Jako matka dwojga dzieci nie jestem w stanie sobie wyobrazić przeżyć Abrahama… Sara jego żona- co z nią będzie, gdy dowie się o tym już po dokonaniu ofiary? A co z obietnicą Boga- przecież miał mieć liczne potomstwo? Abraham nic z tego nie rozumiał- ta ofiara wydawała mi się niezrozumiała i bezsensowna. Miał oczywiście wolną wolę i wcale nie musiał tego robić, jednak zaufał bezgranicznie Bogu- to On był dla niego. Wiedział też, że wszystko należy do niego- Izaak też. Podjął dramatyczną decyzję i ruszył z synem na miejsce wyznaczone przez Pana. Gdy razem z synem przygotowali miejsce na złożenie ofiary działy się tam na pewno dramatyczne sceny. A Izaak? Co on przeżywał- wszystko gotowe a jagnięcia jak nie było tak niema, a tu nagle własny umiłowany ojciec chce go związać i zabić! On był młody Abraham stary, może mu uciekł, a może Abraham wyjaśnił o co prosił Go Bóg. Izaak też kochał Boga. Po ogromnym płaczu i bólu Izaak zrozumiał, że tak Bóg chce, taka jest jego wola i kochając Go sam dał się związać i położył się na stole ofiarnym. Poddał się woli swojego ziemskiego ojca. Dopiero przy próbie zabicia Bóg prawdziwie poznał wierność Abrahama, że nawet własnego syna mu nie odmówił mimo tak wielkiego cierpienia. Zaufanie, jakie złożył w Bogu mimo beznadziejnej sytuacji w jakiej się znajdował, sprawiło, że Bóg dał mu jeszcze więcej.

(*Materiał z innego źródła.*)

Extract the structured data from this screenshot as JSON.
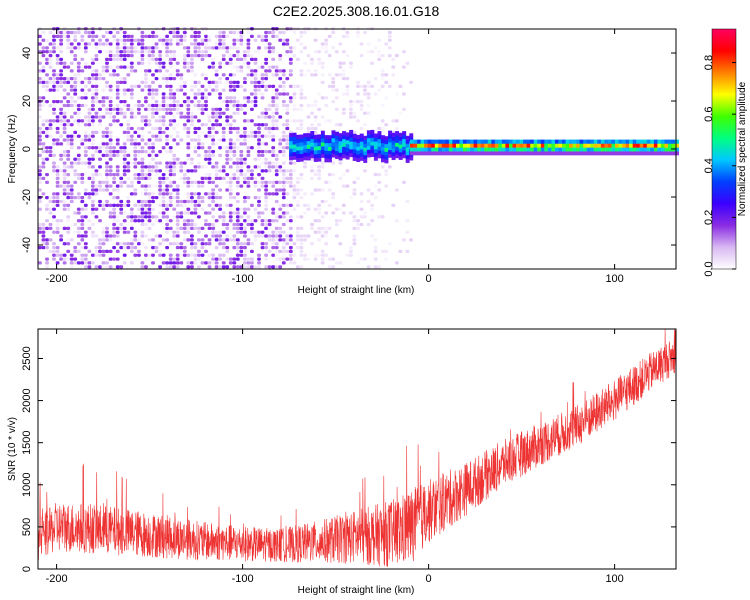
{
  "figure": {
    "title": "C2E2.2025.308.16.01.G18"
  },
  "chart_data": [
    {
      "type": "heatmap",
      "title": "C2E2.2025.308.16.01.G18",
      "xlabel": "Height of straight line (km)",
      "ylabel": "Frequency (Hz)",
      "xlim": [
        -210,
        133
      ],
      "ylim": [
        -50,
        50
      ],
      "xticks": [
        -200,
        -100,
        0,
        100
      ],
      "yticks": [
        -40,
        -20,
        0,
        20,
        40
      ],
      "grid": false,
      "colorbar": {
        "label": "Normalized spectral amplitude",
        "range": [
          0.0,
          0.93
        ],
        "ticks": [
          0.0,
          0.2,
          0.4,
          0.6,
          0.8
        ],
        "colors": [
          "#ffffff",
          "#d8b8f2",
          "#8a2be2",
          "#3a00ff",
          "#0040ff",
          "#00c8ff",
          "#00ff80",
          "#40ff00",
          "#ffff00",
          "#ff8000",
          "#ff0000",
          "#ff0060"
        ]
      },
      "regions": [
        {
          "x_from": -210,
          "x_to": -75,
          "description": "noise",
          "amplitude_range": [
            0.0,
            0.2
          ]
        },
        {
          "x_from": -75,
          "x_to": -10,
          "description": "fading noise",
          "amplitude_range": [
            0.0,
            0.1
          ]
        },
        {
          "x_from": -75,
          "x_to": -10,
          "description": "signal band",
          "frequency_center": 0.5,
          "frequency_halfwidth": 5,
          "amplitude_range": [
            0.2,
            0.55
          ]
        },
        {
          "x_from": -10,
          "x_to": 133,
          "description": "signal band",
          "frequency_center": 0.5,
          "frequency_halfwidth": 3,
          "amplitude_range": [
            0.4,
            0.9
          ]
        }
      ]
    },
    {
      "type": "line",
      "xlabel": "Height of straight line (km)",
      "ylabel": "SNR (10 * v/v)",
      "xlim": [
        -210,
        133
      ],
      "ylim": [
        0,
        2850
      ],
      "xticks": [
        -200,
        -100,
        0,
        100
      ],
      "yticks": [
        0,
        500,
        1000,
        1500,
        2000,
        2500
      ],
      "grid": false,
      "color": "#ee3333",
      "x": [
        -210,
        -200,
        -180,
        -160,
        -140,
        -120,
        -100,
        -80,
        -60,
        -40,
        -20,
        -10,
        0,
        20,
        40,
        60,
        80,
        100,
        120,
        133
      ],
      "y": [
        350,
        500,
        480,
        430,
        380,
        330,
        300,
        280,
        320,
        380,
        420,
        500,
        680,
        950,
        1250,
        1480,
        1700,
        2000,
        2350,
        2550
      ],
      "spread": [
        250,
        300,
        300,
        280,
        260,
        230,
        210,
        200,
        250,
        320,
        400,
        450,
        380,
        320,
        280,
        260,
        250,
        250,
        230,
        220
      ]
    }
  ]
}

A jak wygląda moje lub Twoje zaufanie Bogu? Kto jest dla nas najważniejszy- Bóg czy może ktoś inny/coś innego? Nikt z nas nie chciałby być w takiej sytuacji co Abraham- ja też, ale Bóg nie zawsze musi wymagać tak wielkiej ofiary. On wcale nie wymaga od nas byśmy składali w ofierze nasze dzieci za przebłaganie za nasze grzechy, Bóg posłał do nas swojego Syna Jezusa Chrystusa. Jednak najczęściej Bóg wykorzystuje właśnie najtrudniejsze sytuacje życiowe do wydobycia tego, co znajduje się w naszym sercu. Czasami jest to trudna sytuacja w pracy, domu, utrata zdrowia i inne sprawy.

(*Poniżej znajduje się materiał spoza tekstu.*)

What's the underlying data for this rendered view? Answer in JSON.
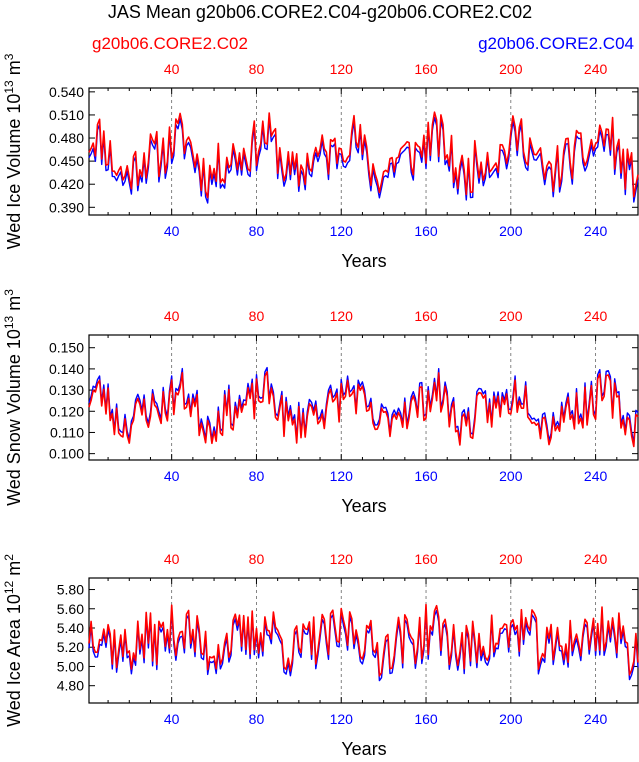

Czy ufamy Bogu tak by powierzyć mu to wszystko i pozwolić Mu realizować swoją wolę w naszym życiu? Jak mu zaufamy i zrobimy to, czego od nas wymaga, będziemy mogli doświadczyć Bożego pokoju i zadowolenia, bez względu na warunki zewnętrzne. On chce byśmy mu zaufali i w Nim pokładali nadzieję, powierzali mu swe troski a On nas poprowadzi i pobłogosławi.